Did I mention that Michael is in his 70s? He told me that staying active is critical to the goal of living life to the fullest, and it requires resetting what you’ve always thought about aging. He shares this story:
“I have a young nephew in his 20s, and he brags to all his friends that he has an uncle, in his 70s, who hiked to the Everest base camp, runs marathons, and travels the world, and they all look at him and say, ‘What?’ “That said, it’s not about my ego. It’s about making people rethink what you can do as you age. When younger people see what I can do, and others as well, it changes the perception of what aging is all about.”

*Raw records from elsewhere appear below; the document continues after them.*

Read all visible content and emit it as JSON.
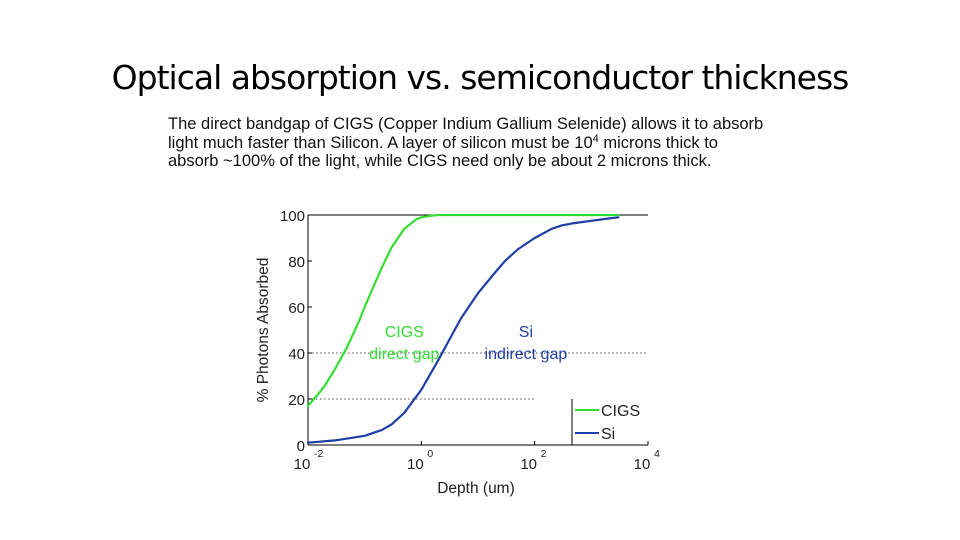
{
  "slide": {
    "title": "Optical absorption vs. semiconductor thickness",
    "description": {
      "part1": "The direct bandgap of CIGS (Copper Indium Gallium Selenide)  allows it to absorb light much faster than Silicon. A layer of silicon must be 10",
      "exp": "4",
      "part2": " microns thick to absorb ~100% of the light, while CIGS need only be about  2 microns thick."
    }
  },
  "colors": {
    "cigs": "#33dd33",
    "si": "#1f3fa6",
    "axis": "#000000",
    "guide": "#555555"
  },
  "chart_data": {
    "type": "line",
    "xscale": "log",
    "xlim": [
      0.01,
      10000
    ],
    "ylim": [
      0,
      100
    ],
    "xlabel": "Depth (um)",
    "ylabel": "% Photons Absorbed",
    "xticks": [
      {
        "value": 0.01,
        "base": "10",
        "exp": "-2"
      },
      {
        "value": 1,
        "base": "10",
        "exp": "0"
      },
      {
        "value": 100,
        "base": "10",
        "exp": "2"
      },
      {
        "value": 10000,
        "base": "10",
        "exp": "4"
      }
    ],
    "yticks": [
      0,
      20,
      40,
      60,
      80,
      100
    ],
    "guides": [
      {
        "y": 20,
        "x_to": 100
      },
      {
        "y": 40,
        "x_to": 10000
      }
    ],
    "series": [
      {
        "name": "CIGS",
        "color": "#33dd33",
        "x": [
          0.01,
          0.015,
          0.02,
          0.03,
          0.05,
          0.08,
          0.1,
          0.15,
          0.2,
          0.3,
          0.5,
          0.8,
          1,
          1.5,
          2,
          3,
          5,
          10,
          100,
          1000,
          3000
        ],
        "y": [
          17,
          22,
          26,
          33,
          43,
          54,
          60,
          70,
          77,
          86,
          94,
          98,
          99,
          99.7,
          100,
          100,
          100,
          100,
          100,
          100,
          100
        ]
      },
      {
        "name": "Si",
        "color": "#1f3fa6",
        "x": [
          0.01,
          0.03,
          0.1,
          0.2,
          0.3,
          0.5,
          1,
          2,
          3,
          5,
          10,
          20,
          30,
          50,
          100,
          200,
          300,
          500,
          1000,
          2000,
          3000
        ],
        "y": [
          1,
          2,
          4,
          6.5,
          9,
          14,
          24,
          37,
          45,
          55,
          66,
          75,
          80,
          85,
          90,
          94,
          95.5,
          96.5,
          97.5,
          98.5,
          99
        ]
      }
    ],
    "annotations": [
      {
        "text": "CIGS",
        "x": 0.5,
        "y": 47,
        "color": "#33dd33"
      },
      {
        "text": "direct gap",
        "x": 0.5,
        "y": 37.5,
        "color": "#33dd33"
      },
      {
        "text": "Si",
        "x": 70,
        "y": 47,
        "color": "#1f3fa6"
      },
      {
        "text": "indirect gap",
        "x": 70,
        "y": 37.5,
        "color": "#1f3fa6"
      }
    ],
    "legend": {
      "placement": "bottom-right",
      "entries": [
        {
          "label": "CIGS",
          "color": "#33dd33"
        },
        {
          "label": "Si",
          "color": "#1f3fa6"
        }
      ]
    }
  }
}
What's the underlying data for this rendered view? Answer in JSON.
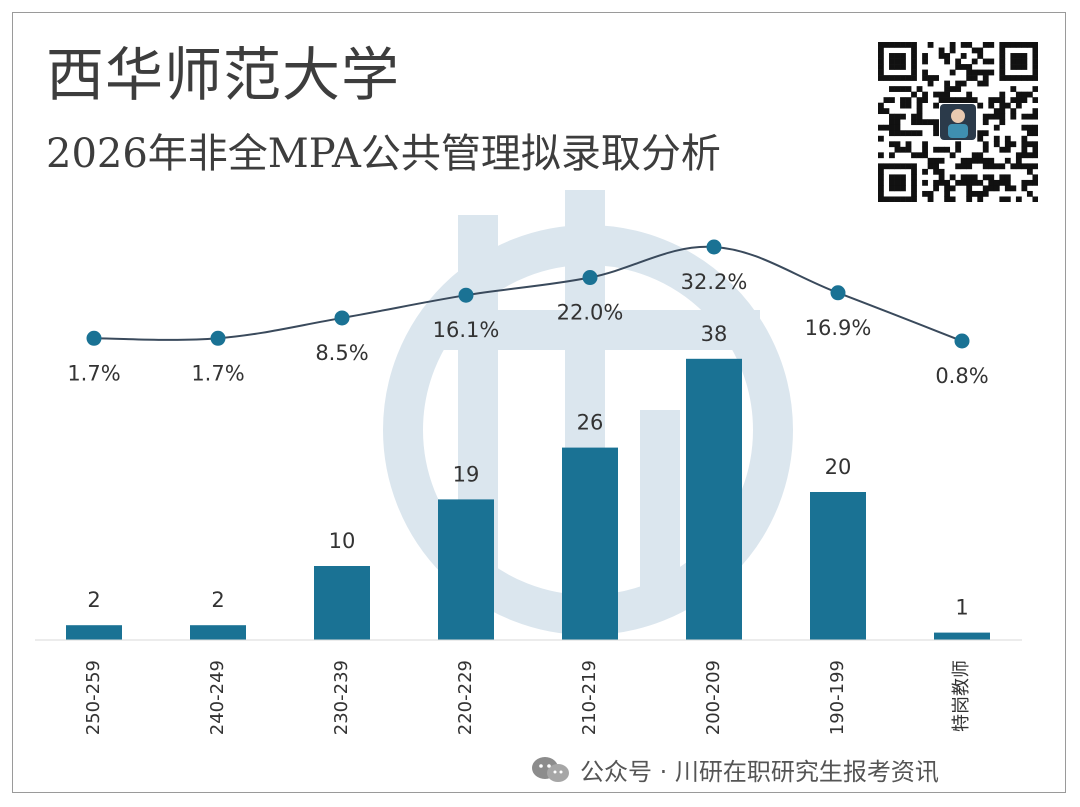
{
  "page": {
    "title": "西华师范大学",
    "subtitle": "2026年非全MPA公共管理拟录取分析",
    "watermark_text": "公众号 · 川研在职研究生报考资讯",
    "qr_icon": "qr-code-icon",
    "wechat_icon": "wechat-icon"
  },
  "colors": {
    "bar": "#1a7294",
    "line": "#3a4a5c",
    "point": "#1a7294",
    "watermark_logo": "#dbe6ee"
  },
  "chart_data": {
    "type": "bar",
    "categories": [
      "250-259",
      "240-249",
      "230-239",
      "220-229",
      "210-219",
      "200-209",
      "190-199",
      "特岗教师"
    ],
    "series": [
      {
        "type": "bar",
        "values": [
          2,
          2,
          10,
          19,
          26,
          38,
          20,
          1
        ]
      },
      {
        "type": "line",
        "values": [
          1.7,
          1.7,
          8.5,
          16.1,
          22.0,
          32.2,
          16.9,
          0.8
        ],
        "labels": [
          "1.7%",
          "1.7%",
          "8.5%",
          "16.1%",
          "22.0%",
          "32.2%",
          "16.9%",
          "0.8%"
        ]
      }
    ],
    "bar_labels": [
      "2",
      "2",
      "10",
      "19",
      "26",
      "38",
      "20",
      "1"
    ],
    "ylim_bar": [
      0,
      42
    ],
    "legend": "none",
    "grid": false
  }
}
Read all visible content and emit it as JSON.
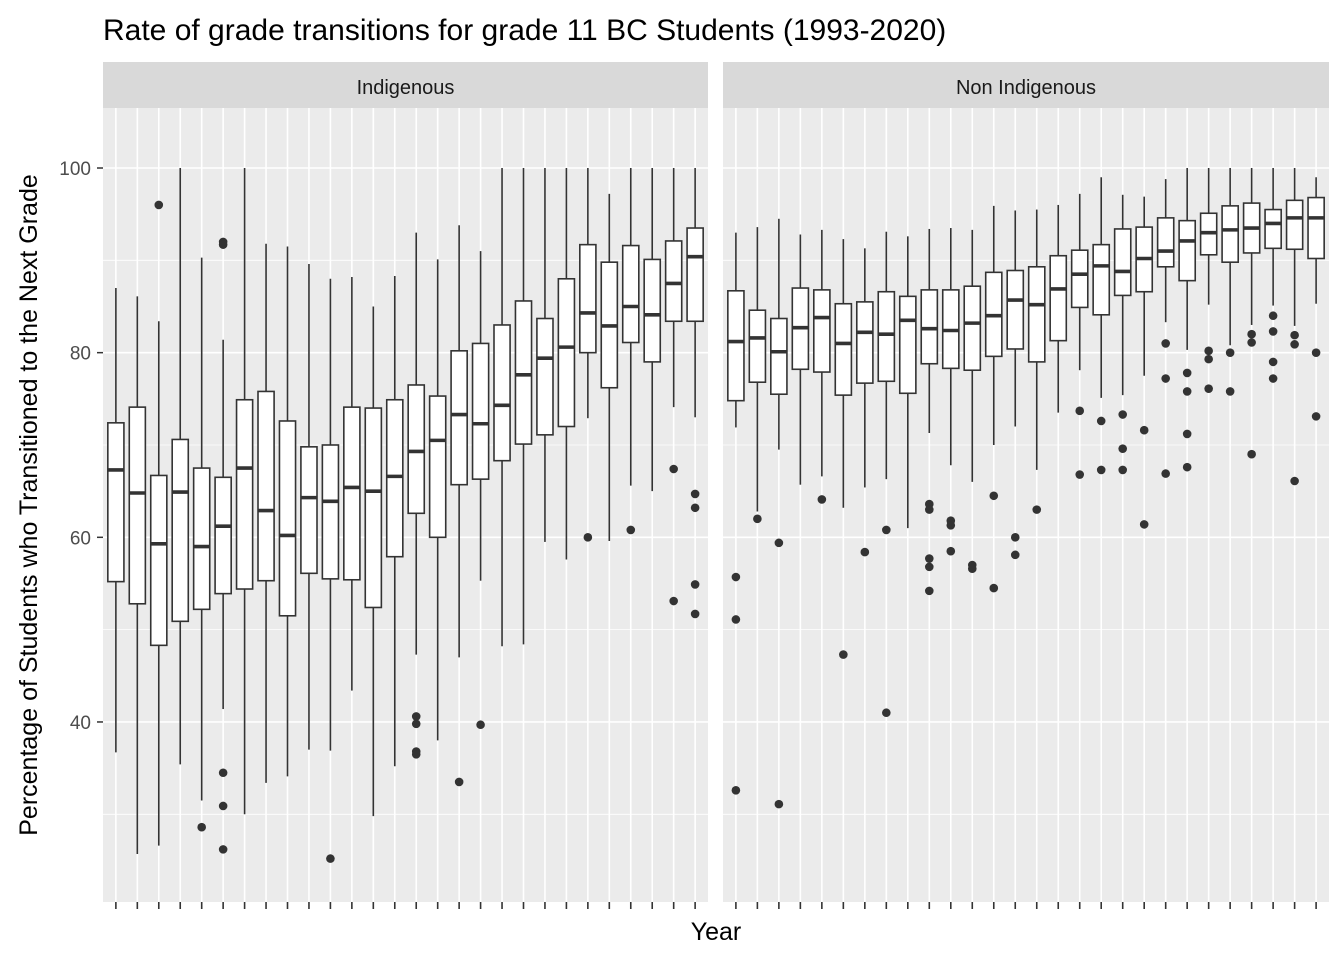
{
  "chart_data": {
    "type": "boxplot",
    "title": "Rate of grade transitions for grade 11 BC Students (1993-2020)",
    "xlabel": "Year",
    "ylabel": "Percentage of Students who Transitioned to the Next Grade",
    "ylim": [
      20.5,
      106.5
    ],
    "yticks": [
      40,
      60,
      80,
      100
    ],
    "grid": true,
    "facets": [
      {
        "label": "Indigenous",
        "boxes": [
          {
            "whisker_low": 36.7,
            "q1": 55.2,
            "median": 67.3,
            "q3": 72.4,
            "whisker_high": 87.0,
            "outliers": []
          },
          {
            "whisker_low": 25.7,
            "q1": 52.8,
            "median": 64.8,
            "q3": 74.1,
            "whisker_high": 86.1,
            "outliers": []
          },
          {
            "whisker_low": 26.6,
            "q1": 48.3,
            "median": 59.3,
            "q3": 66.7,
            "whisker_high": 83.4,
            "outliers": [
              96.0
            ]
          },
          {
            "whisker_low": 35.4,
            "q1": 50.9,
            "median": 64.9,
            "q3": 70.6,
            "whisker_high": 100.0,
            "outliers": []
          },
          {
            "whisker_low": 31.5,
            "q1": 52.2,
            "median": 59.0,
            "q3": 67.5,
            "whisker_high": 90.3,
            "outliers": [
              28.6
            ]
          },
          {
            "whisker_low": 41.4,
            "q1": 53.9,
            "median": 61.2,
            "q3": 66.5,
            "whisker_high": 81.4,
            "outliers": [
              92.0,
              91.7,
              34.5,
              30.9,
              26.2
            ]
          },
          {
            "whisker_low": 30.0,
            "q1": 54.4,
            "median": 67.5,
            "q3": 74.9,
            "whisker_high": 100.0,
            "outliers": []
          },
          {
            "whisker_low": 33.4,
            "q1": 55.3,
            "median": 62.9,
            "q3": 75.8,
            "whisker_high": 91.8,
            "outliers": []
          },
          {
            "whisker_low": 34.1,
            "q1": 51.5,
            "median": 60.2,
            "q3": 72.6,
            "whisker_high": 91.5,
            "outliers": []
          },
          {
            "whisker_low": 37.0,
            "q1": 56.1,
            "median": 64.3,
            "q3": 69.8,
            "whisker_high": 89.6,
            "outliers": []
          },
          {
            "whisker_low": 36.9,
            "q1": 55.5,
            "median": 63.9,
            "q3": 70.0,
            "whisker_high": 88.0,
            "outliers": [
              25.2
            ]
          },
          {
            "whisker_low": 43.4,
            "q1": 55.4,
            "median": 65.4,
            "q3": 74.1,
            "whisker_high": 88.2,
            "outliers": []
          },
          {
            "whisker_low": 29.8,
            "q1": 52.4,
            "median": 65.0,
            "q3": 74.0,
            "whisker_high": 85.0,
            "outliers": []
          },
          {
            "whisker_low": 35.2,
            "q1": 57.9,
            "median": 66.6,
            "q3": 74.9,
            "whisker_high": 88.3,
            "outliers": []
          },
          {
            "whisker_low": 47.3,
            "q1": 62.6,
            "median": 69.3,
            "q3": 76.5,
            "whisker_high": 93.0,
            "outliers": [
              40.6,
              39.8,
              36.8,
              36.5
            ]
          },
          {
            "whisker_low": 38.0,
            "q1": 60.0,
            "median": 70.5,
            "q3": 75.3,
            "whisker_high": 90.1,
            "outliers": []
          },
          {
            "whisker_low": 47.0,
            "q1": 65.7,
            "median": 73.3,
            "q3": 80.2,
            "whisker_high": 93.8,
            "outliers": [
              33.5
            ]
          },
          {
            "whisker_low": 55.3,
            "q1": 66.3,
            "median": 72.3,
            "q3": 81.0,
            "whisker_high": 91.0,
            "outliers": [
              39.7
            ]
          },
          {
            "whisker_low": 48.2,
            "q1": 68.3,
            "median": 74.3,
            "q3": 83.0,
            "whisker_high": 100.0,
            "outliers": []
          },
          {
            "whisker_low": 48.4,
            "q1": 70.1,
            "median": 77.6,
            "q3": 85.6,
            "whisker_high": 100.0,
            "outliers": []
          },
          {
            "whisker_low": 59.5,
            "q1": 71.1,
            "median": 79.4,
            "q3": 83.7,
            "whisker_high": 100.0,
            "outliers": []
          },
          {
            "whisker_low": 57.6,
            "q1": 72.0,
            "median": 80.6,
            "q3": 88.0,
            "whisker_high": 100.0,
            "outliers": []
          },
          {
            "whisker_low": 72.9,
            "q1": 80.0,
            "median": 84.3,
            "q3": 91.7,
            "whisker_high": 100.0,
            "outliers": [
              60.0
            ]
          },
          {
            "whisker_low": 59.6,
            "q1": 76.2,
            "median": 82.9,
            "q3": 89.8,
            "whisker_high": 97.2,
            "outliers": []
          },
          {
            "whisker_low": 65.6,
            "q1": 81.1,
            "median": 85.0,
            "q3": 91.6,
            "whisker_high": 100.0,
            "outliers": [
              60.8
            ]
          },
          {
            "whisker_low": 65.0,
            "q1": 79.0,
            "median": 84.1,
            "q3": 90.1,
            "whisker_high": 100.0,
            "outliers": []
          },
          {
            "whisker_low": 74.1,
            "q1": 83.4,
            "median": 87.5,
            "q3": 92.1,
            "whisker_high": 100.0,
            "outliers": [
              67.4,
              53.1
            ]
          },
          {
            "whisker_low": 73.0,
            "q1": 83.4,
            "median": 90.4,
            "q3": 93.5,
            "whisker_high": 100.0,
            "outliers": [
              64.7,
              63.2,
              54.9,
              51.7
            ]
          }
        ]
      },
      {
        "label": "Non Indigenous",
        "boxes": [
          {
            "whisker_low": 71.9,
            "q1": 74.8,
            "median": 81.2,
            "q3": 86.7,
            "whisker_high": 93.0,
            "outliers": [
              55.7,
              51.1,
              32.6
            ]
          },
          {
            "whisker_low": 62.8,
            "q1": 76.8,
            "median": 81.6,
            "q3": 84.6,
            "whisker_high": 93.6,
            "outliers": [
              62.0
            ]
          },
          {
            "whisker_low": 69.5,
            "q1": 75.5,
            "median": 80.1,
            "q3": 83.7,
            "whisker_high": 94.5,
            "outliers": [
              59.4,
              31.1
            ]
          },
          {
            "whisker_low": 65.7,
            "q1": 78.2,
            "median": 82.7,
            "q3": 87.0,
            "whisker_high": 92.8,
            "outliers": []
          },
          {
            "whisker_low": 66.6,
            "q1": 77.9,
            "median": 83.8,
            "q3": 86.8,
            "whisker_high": 93.3,
            "outliers": [
              64.1
            ]
          },
          {
            "whisker_low": 63.2,
            "q1": 75.4,
            "median": 81.0,
            "q3": 85.3,
            "whisker_high": 92.3,
            "outliers": [
              47.3
            ]
          },
          {
            "whisker_low": 65.4,
            "q1": 76.7,
            "median": 82.2,
            "q3": 85.5,
            "whisker_high": 91.3,
            "outliers": [
              58.4
            ]
          },
          {
            "whisker_low": 66.3,
            "q1": 76.9,
            "median": 82.0,
            "q3": 86.6,
            "whisker_high": 93.1,
            "outliers": [
              60.8,
              41.0
            ]
          },
          {
            "whisker_low": 61.0,
            "q1": 75.6,
            "median": 83.5,
            "q3": 86.1,
            "whisker_high": 92.6,
            "outliers": []
          },
          {
            "whisker_low": 71.3,
            "q1": 78.8,
            "median": 82.6,
            "q3": 86.8,
            "whisker_high": 93.4,
            "outliers": [
              63.6,
              63.0,
              57.7,
              56.8,
              54.2
            ]
          },
          {
            "whisker_low": 67.8,
            "q1": 78.3,
            "median": 82.4,
            "q3": 86.8,
            "whisker_high": 93.5,
            "outliers": [
              61.8,
              61.3,
              58.5
            ]
          },
          {
            "whisker_low": 66.0,
            "q1": 78.1,
            "median": 83.2,
            "q3": 87.2,
            "whisker_high": 93.3,
            "outliers": [
              57.0,
              56.6
            ]
          },
          {
            "whisker_low": 70.0,
            "q1": 79.6,
            "median": 84.0,
            "q3": 88.7,
            "whisker_high": 95.9,
            "outliers": [
              64.5,
              54.5
            ]
          },
          {
            "whisker_low": 72.0,
            "q1": 80.4,
            "median": 85.7,
            "q3": 88.9,
            "whisker_high": 95.4,
            "outliers": [
              60.0,
              58.1
            ]
          },
          {
            "whisker_low": 67.3,
            "q1": 79.0,
            "median": 85.2,
            "q3": 89.3,
            "whisker_high": 95.5,
            "outliers": [
              63.0
            ]
          },
          {
            "whisker_low": 73.5,
            "q1": 81.3,
            "median": 86.9,
            "q3": 90.5,
            "whisker_high": 96.0,
            "outliers": []
          },
          {
            "whisker_low": 78.1,
            "q1": 84.9,
            "median": 88.5,
            "q3": 91.1,
            "whisker_high": 97.2,
            "outliers": [
              73.7,
              66.8
            ]
          },
          {
            "whisker_low": 75.1,
            "q1": 84.1,
            "median": 89.4,
            "q3": 91.7,
            "whisker_high": 99.0,
            "outliers": [
              72.6,
              67.3
            ]
          },
          {
            "whisker_low": 75.4,
            "q1": 86.2,
            "median": 88.8,
            "q3": 93.4,
            "whisker_high": 97.1,
            "outliers": [
              73.3,
              69.6,
              67.3
            ]
          },
          {
            "whisker_low": 77.5,
            "q1": 86.6,
            "median": 90.2,
            "q3": 93.6,
            "whisker_high": 96.9,
            "outliers": [
              71.6,
              61.4
            ]
          },
          {
            "whisker_low": 83.3,
            "q1": 89.3,
            "median": 91.0,
            "q3": 94.6,
            "whisker_high": 98.8,
            "outliers": [
              81.0,
              77.2,
              66.9
            ]
          },
          {
            "whisker_low": 80.3,
            "q1": 87.8,
            "median": 92.1,
            "q3": 94.3,
            "whisker_high": 100.0,
            "outliers": [
              77.8,
              75.8,
              71.2,
              67.6
            ]
          },
          {
            "whisker_low": 85.2,
            "q1": 90.6,
            "median": 93.0,
            "q3": 95.1,
            "whisker_high": 100.0,
            "outliers": [
              80.2,
              79.3,
              76.1
            ]
          },
          {
            "whisker_low": 80.8,
            "q1": 89.8,
            "median": 93.3,
            "q3": 95.9,
            "whisker_high": 100.0,
            "outliers": [
              80.0,
              75.8
            ]
          },
          {
            "whisker_low": 83.0,
            "q1": 90.8,
            "median": 93.5,
            "q3": 96.2,
            "whisker_high": 100.0,
            "outliers": [
              82.0,
              81.1,
              69.0
            ]
          },
          {
            "whisker_low": 85.1,
            "q1": 91.3,
            "median": 94.0,
            "q3": 95.5,
            "whisker_high": 100.0,
            "outliers": [
              84.0,
              82.3,
              79.0,
              77.2
            ]
          },
          {
            "whisker_low": 82.9,
            "q1": 91.2,
            "median": 94.6,
            "q3": 96.5,
            "whisker_high": 100.0,
            "outliers": [
              81.9,
              80.9,
              66.1
            ]
          },
          {
            "whisker_low": 85.3,
            "q1": 90.2,
            "median": 94.6,
            "q3": 96.8,
            "whisker_high": 99.0,
            "outliers": [
              80.0,
              73.1
            ]
          }
        ]
      }
    ]
  }
}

Michael's advocacy for a pro-age culture, along with his personal accomplishments, challenges traditional views on aging. He inspires us to see growing older as a journey filled with opportunities for growth, adventure, and ongoing contributions.
Forging friendships at any age
If I had to pick one characteristic of a long, healthy life, it’d be friendship. As I’ve written in past Celebrations Pulse letters, the relationships we have with other people are key to our physical and mental well-being. And that’s true whether you’re 20 or 80.
You can also develop meaningful connections at any age. The key is to find people with whom you have shared interests and ideas, whether that’s running marathons and adventure travel like Michael, or attending church services and baseball games for me.
Michael stresses the importance of having friends outside your own generation. He shares the story of his friendship with his high-school English teacher, who is now 92 years old!
“He remains nimble, curious, and engaged. He lives independently and continues to stay intellectually active. You want to be him when you see him. He can sit and talk about anything. He is such an inspiration."
Older friends can provide wisdom and a sense of history, helping us navigate complex situations with the benefit of their experience. They also exemplify how to age with vitality, often demonstrating that life remains vibrant and full of potential well into our later years.
Younger friends, too!
Conversely, younger friends bring fresh perspectives, new ideas, and energy, reminding us of the importance of staying curious and adaptable. I’m always looking to learn new things, and who better to teach me what’s new than the younger generation?
These diverse relationships help break down stereotypes associated with aging, fostering a more nuanced and positive view of growing older. By engaging with people at different life stages, we can break through our self-imposed limitations and expectations about what we can achieve as we age.
We can't stay forever young, but we can make the most of the years we have by embracing a positive outlook on life and surrounding ourselves with like-minded people. Who's coming with me?